A study conducted by the University of California’s Dr. Thomas Trail and Dr. Benjamin Karney has revealed that people from lower economic backgrounds have lower marriage rates and higher divorce rates compared to their counterparts of higher economic status. The study consisted of over 6,000 participants from Florida, California, New York and Texas with 66% being women and 34% men. The study’s results were taken from a 27-minute long telephone interview. The average age of the respondents was 46 years, with 29% identifying as low-income, 26% as moderate-income, 35% as high-income and 10% being on Temporary Assistance for Needy Families (TANF).
Despite being of low-income, these respondents tended to have more traditional outlooks on marriage and shared a lower approval of divorce or even separating. Also, these respondents were much more likely than their higher-economic counterparts to value the economic aspects of marriage, such as both spouses having a good job, for example. However, these respondents stated that economic standards and social issues greatly played roles in the status of their marriage. Drug and alcohol abuse also contributed to a low-income couple’s reason for divorce.

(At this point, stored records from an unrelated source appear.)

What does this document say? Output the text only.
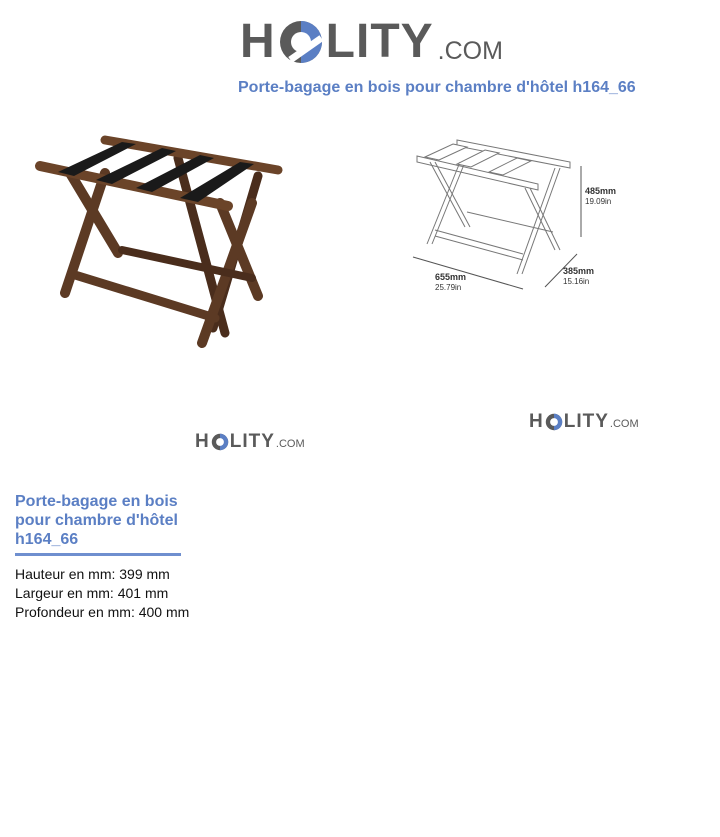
H LITY .COM
Porte-bagage en bois pour chambre d'hôtel h164_66
485mm
19.09in
655mm
25.79in
385mm
15.16in
H LITY .COM
H LITY .COM
Porte-bagage en bois pour chambre d'hôtel h164_66
Hauteur en mm: 399 mm
Largeur en mm: 401 mm
Profondeur en mm: 400 mm
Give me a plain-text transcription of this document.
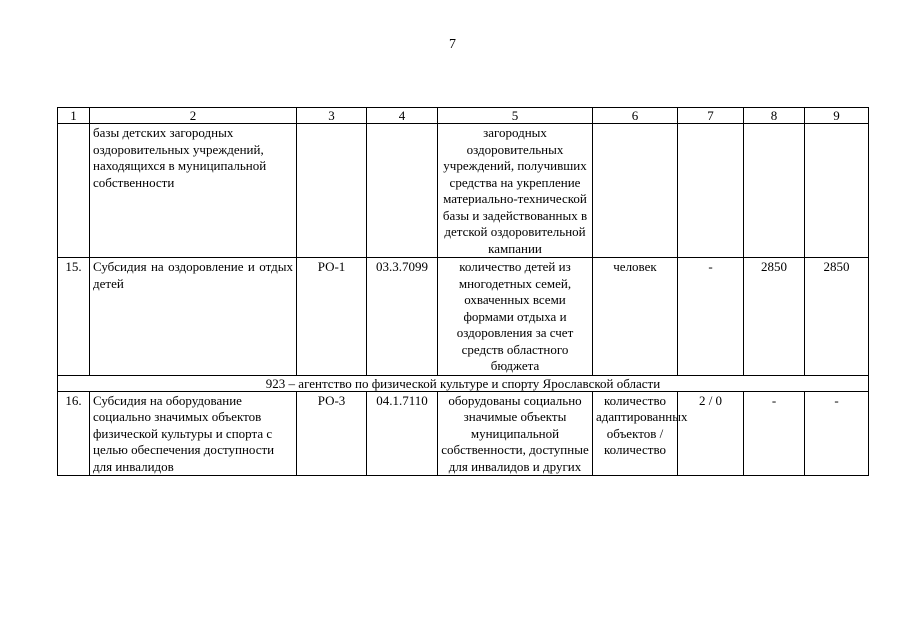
7
1	2	3	4	5	6	7	8	9
	базы детских загородных оздоровительных учреждений, находящихся в муниципальной собственности			загородных оздоровительных учреждений, получивших средства на укрепление материально-технической базы и задействованных в детской оздоровительной кампании				
15.	Субсидия на оздоровление и отдых детей	РО-1	03.3.7099	количество детей из многодетных семей, охваченных всеми формами отдыха и оздоровления за счет средств областного бюджета	человек	-	2850	2850
923 – агентство по физической культуре и спорту Ярославской области								
16.	Субсидия на оборудование социально значимых объектов физической культуры и спорта с целью обеспечения доступности для инвалидов	РО-3	04.1.7110	оборудованы социально значимые объекты муниципальной собственности, доступные для инвалидов и других	количество адаптированных объектов / количество	2 / 0	-	-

Higher-income respondents, on the other hand, had less traditional attitudes toward marriage and are less likely to value the economic aspects that come with being married, which accounts for their lower divorce rates. Unlike their lower-income counterparts, these respondents are less likely to experience straining social issues such as drug use and are much less likely to experience economic woes, both of which would lead to divorce.